Сильные ветры и дожди до такой степени беспокоили нас в нашем воздушном жилище, что мы должны были переселиться под дерево, под сень его густых ветвей. Но и здесь помещение было далеко не удобно: оно перегорожено было стойлами и заставлено запасами, оружием, утварью, что мы едва могли двигаться. Кроме того, когда мы разводили огонь, то едва не задыхались от дыма, не подымавшегося в сырой воздух.
Тем не менее мы благодарили Бога за то, что погода была только сырая: при незначительном запасе дров, холод заставил бы нас страдать невыносимо!
Жена приходила в ужас при одной мысли, что дети могут заболеть; перед этой опасностью обыкновенная твердость покидала жену. К счастью, опасения эти не оправдались: все дети обладали отличным здоровьем.

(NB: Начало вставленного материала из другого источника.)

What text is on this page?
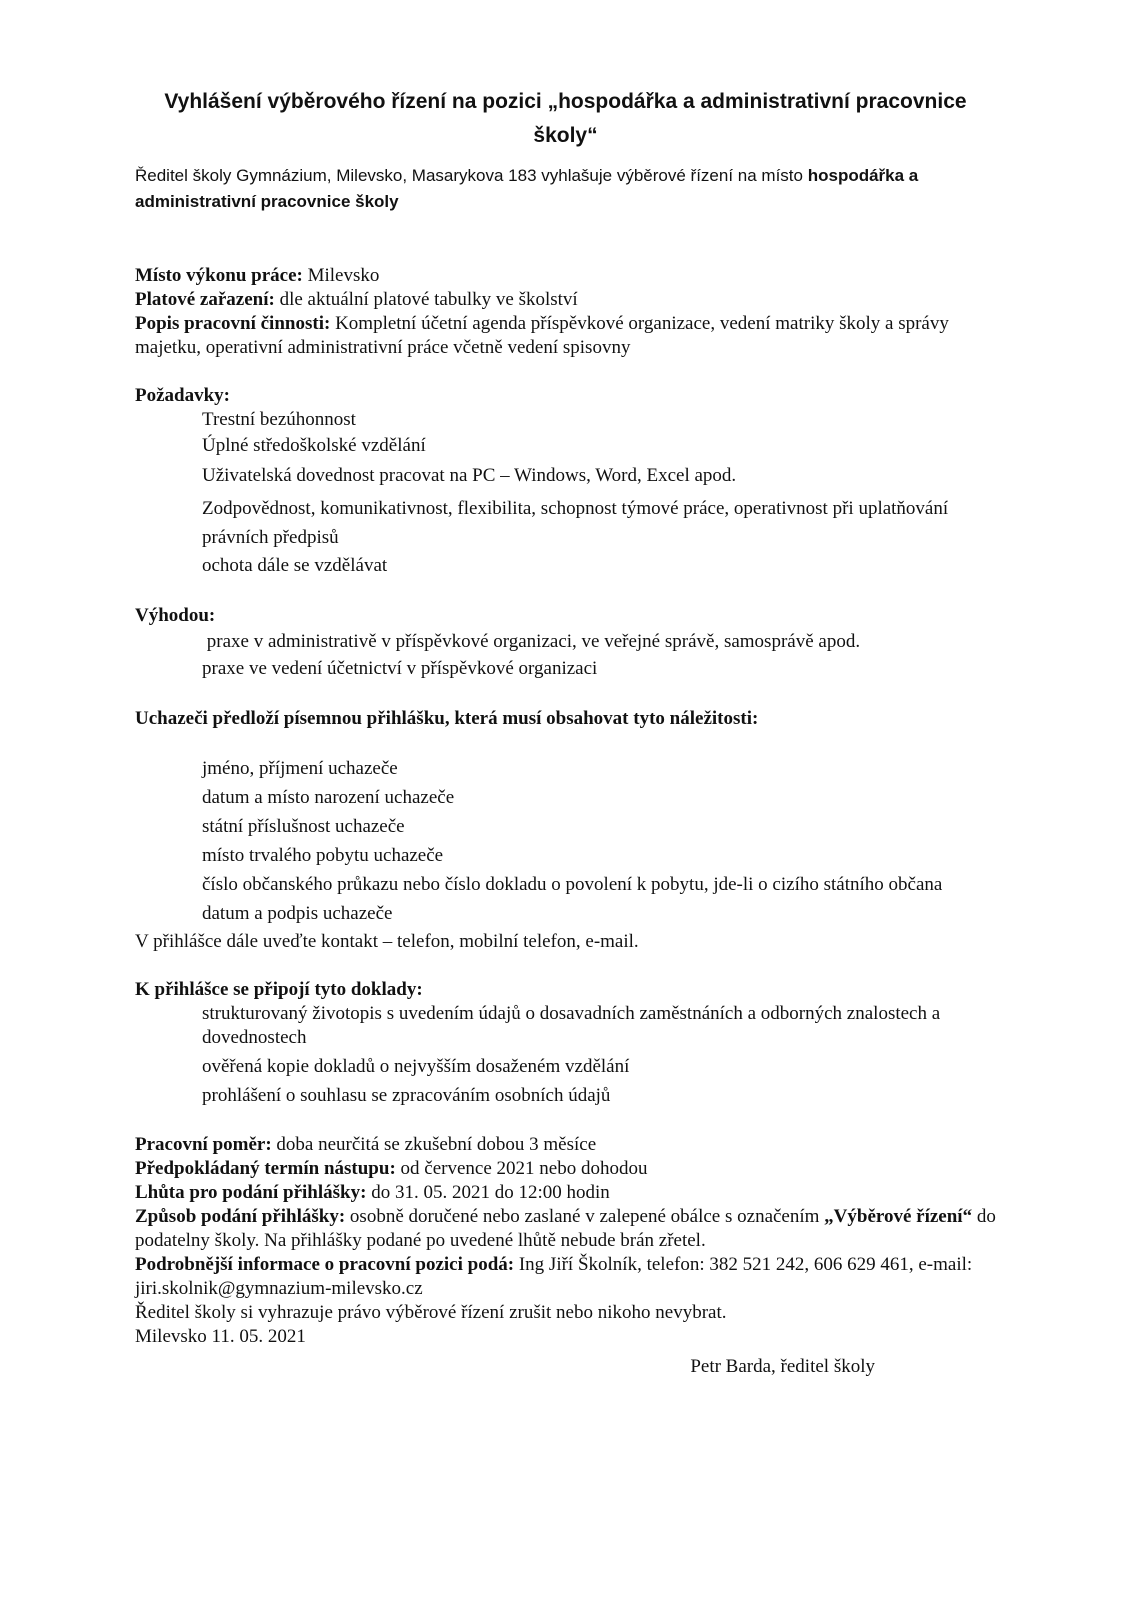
Vyhlášení výběrového řízení na pozici „hospodářka a administrativní pracovnice školy“
Ředitel školy Gymnázium, Milevsko, Masarykova 183 vyhlašuje výběrové řízení na místo hospodářka a administrativní pracovnice školy
Místo výkonu práce: Milevsko
Platové zařazení: dle aktuální platové tabulky ve školství
Popis pracovní činnosti: Kompletní účetní agenda příspěvkové organizace, vedení matriky školy a správy majetku, operativní administrativní práce včetně vedení spisovny
Požadavky:
Trestní bezúhonnost
Úplné středoškolské vzdělání
Uživatelská dovednost pracovat na PC – Windows, Word, Excel apod.
Zodpovědnost, komunikativnost, flexibilita, schopnost týmové práce, operativnost při uplatňování právních předpisů
ochota dále se vzdělávat
Výhodou:
praxe v administrativě v příspěvkové organizaci, ve veřejné správě, samosprávě apod.
praxe ve vedení účetnictví v příspěvkové organizaci
Uchazeči předloží písemnou přihlášku, která musí obsahovat tyto náležitosti:
jméno, příjmení uchazeče
datum a místo narození uchazeče
státní příslušnost uchazeče
místo trvalého pobytu uchazeče
číslo občanského průkazu nebo číslo dokladu o povolení k pobytu, jde-li o cizího státního občana
datum a podpis uchazeče
V přihlášce dále uveďte kontakt – telefon, mobilní telefon, e-mail.
K přihlášce se připojí tyto doklady:
strukturovaný životopis s uvedením údajů o dosavadních zaměstnáních a odborných znalostech a dovednostech
ověřená kopie dokladů o nejvyšším dosaženém vzdělání
prohlášení o souhlasu se zpracováním osobních údajů
Pracovní poměr: doba neurčitá se zkušební dobou 3 měsíce
Předpokládaný termín nástupu: od července 2021 nebo dohodou
Lhůta pro podání přihlášky: do 31. 05. 2021 do 12:00 hodin
Způsob podání přihlášky: osobně doručené nebo zaslané v zalepené obálce s označením „Výběrové řízení“ do podatelny školy. Na přihlášky podané po uvedené lhůtě nebude brán zřetel.
Podrobnější informace o pracovní pozici podá: Ing Jiří Školník, telefon: 382 521 242, 606 629 461, e-mail: jiri.skolnik@gymnazium-milevsko.cz
Ředitel školy si vyhrazuje právo výběrové řízení zrušit nebo nikoho nevybrat.
Milevsko 11. 05. 2021
Petr Barda, ředitel školy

Наш запас сена также в короткое время истощился, а мы не могли заменить его ни картофелем, ни другой пищей, не подвергая самих себя опасности умереть с голоду.
И потому мы решились предоставить наших туземных животных их собственному попечению о своем прокормлении. Однако, не желая, чтоб они одичали, Фриц и я ходили каждый день и каждый вечер навещать их и собирать к нашему дереву.
Жена, видя, что из каждого такого похода мы возвращались промокшими до нитки, задумала изготовить нам по паре непромокаемого платья. Она взяла две матросские рубахи, пришила к ним по башлыку и покрыла эту одежду слоем резины. В этой одежде мы могли ходить под дождем, не опасаясь ни за наши платья, ни за наше здоровье.
В это же время я начал, для развлечения, подробно записывать нашу жизнь в этой пустынной стране. Не раз приходилось мне обращаться к воспоминаниям жены и детей, чтобы занести в описание все события со дня крушения.
Все делились своими воспоминаниями, при чем дети научились многому по поводу задаваемых каждым вопросов. Чтобы не утратить узнаваемого, Эрнест делал заметки в тетради. Франсуа и Жак стали его учениками. Благодаря этому мать учила и их, и остальных детей нравственности, я старался внушить всем надежду и мужество. Таковы были наши развлечения; остальные часы коротались работой, но тем не менее казались нам иногда очень долгими.
Ящик с книгами капитана был вскрыт. Он оказал нам большие услуги: в нем было много хороших книг, — научных словарей с рисунками и особенно много практических руководств. Книги эти не были совершенны: мы часто находили в них ошибки, преимущественно в описании иноземных растений и животных, которых мы теперь наблюдали. Эрнест тотчас же исправлял эти ошибки на полях и оговаривал сведения, в ложности которых нас убедил личный опыт. Но на ряду с этими ошибками сколько нашли мы в книгах назидательного и полезного! Тут-то поняли мы всю благодетельность книгопечатания, дозволяющего науке идти вперед, не теряя ничего из того, что однажды приобретено ею!
Из всех моих изделий жена особенно благодарила меня за большую и малую чесалки для льна. Для изготовления их я округлил и заострил напильником длинные гвозди, которые укрепил на равных расстояниях на пластинке жести; края пластинки были загнуты в виде ящичка, в который мы влили расплавленного свинца, чтобы сделать гвозди неподвижными. Я припаял к каждой чесалке маленькие ушки, чтобы прикрепить свое орудие к подставке. Мое изделие казалось до того прочным и удобным, что жена, сгорая желанием испытать его, нетерпеливо ожидала солнце, которое должно было высушить наш запас льна.